A casual survey suggests Chase Banks may figure in more frauds than all other banking institutions combined.Worse yet, Chase battles customer victims who try to get their money back. Lily, our Chase target in a previous article did everything right, trying to get an oblivious and lackadaisical Chase to take action. And they die– they blamed her.

No place in the world is safe from fraud, but if YouTube is to believed, Arizona suffers an outsized number of attacks. And naturally, Chase customer service isn't there when needed.

From A to Z, ATM to Zelle

Zelle is German for jail, literally, a prison cell. I’m frankly surprised it doesn’t mean Sucker!

I can’t trust Zelle. If accounts of a money app can’t be viewed and studied on the web, the customer/victim is at a disadvantage when attempting to reconcile transactions. Unfortunately banks and society at large push us in that direction.
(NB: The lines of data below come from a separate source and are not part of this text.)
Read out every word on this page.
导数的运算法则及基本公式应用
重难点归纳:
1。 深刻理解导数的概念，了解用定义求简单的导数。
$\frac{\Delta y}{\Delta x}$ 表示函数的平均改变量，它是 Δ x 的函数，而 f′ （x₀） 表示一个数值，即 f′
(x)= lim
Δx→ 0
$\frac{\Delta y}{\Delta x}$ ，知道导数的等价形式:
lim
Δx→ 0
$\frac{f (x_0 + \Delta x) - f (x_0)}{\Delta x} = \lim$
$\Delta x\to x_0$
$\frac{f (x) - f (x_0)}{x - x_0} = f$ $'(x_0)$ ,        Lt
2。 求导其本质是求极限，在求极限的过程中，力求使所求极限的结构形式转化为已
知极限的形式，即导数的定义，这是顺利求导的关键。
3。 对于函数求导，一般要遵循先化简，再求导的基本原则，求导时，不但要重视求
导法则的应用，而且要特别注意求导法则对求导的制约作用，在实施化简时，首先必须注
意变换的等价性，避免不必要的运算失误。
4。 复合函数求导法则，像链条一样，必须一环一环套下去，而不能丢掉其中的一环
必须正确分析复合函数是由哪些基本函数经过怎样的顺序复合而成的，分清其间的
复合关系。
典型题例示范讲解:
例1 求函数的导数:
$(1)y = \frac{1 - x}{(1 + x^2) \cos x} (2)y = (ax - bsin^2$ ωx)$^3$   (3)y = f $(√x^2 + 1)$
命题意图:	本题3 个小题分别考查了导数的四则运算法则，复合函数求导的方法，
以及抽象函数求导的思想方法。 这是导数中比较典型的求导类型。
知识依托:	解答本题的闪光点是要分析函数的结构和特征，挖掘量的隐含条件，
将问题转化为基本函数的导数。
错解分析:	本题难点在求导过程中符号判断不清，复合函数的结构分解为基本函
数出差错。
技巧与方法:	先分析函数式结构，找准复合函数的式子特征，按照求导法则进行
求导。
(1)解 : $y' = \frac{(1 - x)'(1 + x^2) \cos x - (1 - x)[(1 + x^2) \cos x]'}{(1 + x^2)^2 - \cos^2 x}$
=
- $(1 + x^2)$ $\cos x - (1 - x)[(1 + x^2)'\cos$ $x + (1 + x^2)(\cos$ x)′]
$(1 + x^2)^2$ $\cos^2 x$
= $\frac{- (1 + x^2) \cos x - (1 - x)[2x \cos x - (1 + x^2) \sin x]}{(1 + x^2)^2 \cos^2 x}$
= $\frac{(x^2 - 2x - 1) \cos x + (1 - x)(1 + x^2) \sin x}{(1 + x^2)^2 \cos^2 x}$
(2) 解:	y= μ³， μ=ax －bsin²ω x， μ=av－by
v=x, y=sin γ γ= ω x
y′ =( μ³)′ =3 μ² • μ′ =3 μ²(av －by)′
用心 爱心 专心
Former business partners owed me money and had been steadily paying me through Sun Bank. Abruptly payments stopped. I notified them. It turned out Sun wanted to cease sending direct, electronic payments to my bank (and others) and insisted its ‘partners’ use Zelle. The problem was that Sun submitted payments into the black hole of Zelle, but my bank didn’t see them.

“Not our problem,” said Sun. “Call Zelle.”
“Not our problem,” said my bank. “Call Zelle.”
“Not our problem,” said Zelle. “Call your bank.”

This occurred after repeated and futile attempts to get a phone number for Zelle, who declined to help because they were ‘too far removed from the situation’, claiming they were outside the transfer rather than being the conduit. It took four months of repeated complaints to resolve the issue.

☚☛

As you might imagine, Zelle is a convenient tool for fraud. In one particular scam, you receive an SMS text that your bank account has been put on hold, pending unusual activity. You phone the conveniently provided phone number, and a polite professional asks how she can help you.

She ‘checks’ your account, saying it appears nefarious forces are attempting to penetrate your security. The solution is to safely move your money into a bank-approved Zelle account. If you’ve not heard of Zelle, she provides you a web link showing your bank works with Zelle, and she’ll help you set up a new free account, which will make bill paying so much easier.

Ten minutes later, your new Zelle account is all set up and your money moved into it. “Thank you, thank you,” you say before hanging up, upon which the scammer sets to work. You receive another text message, this time from your real bank. Your accounts have been emptied.

“Not our problem,” says Zelle. “Call your bank.”
“Not our problem,” says your bank. “Call Zelle.”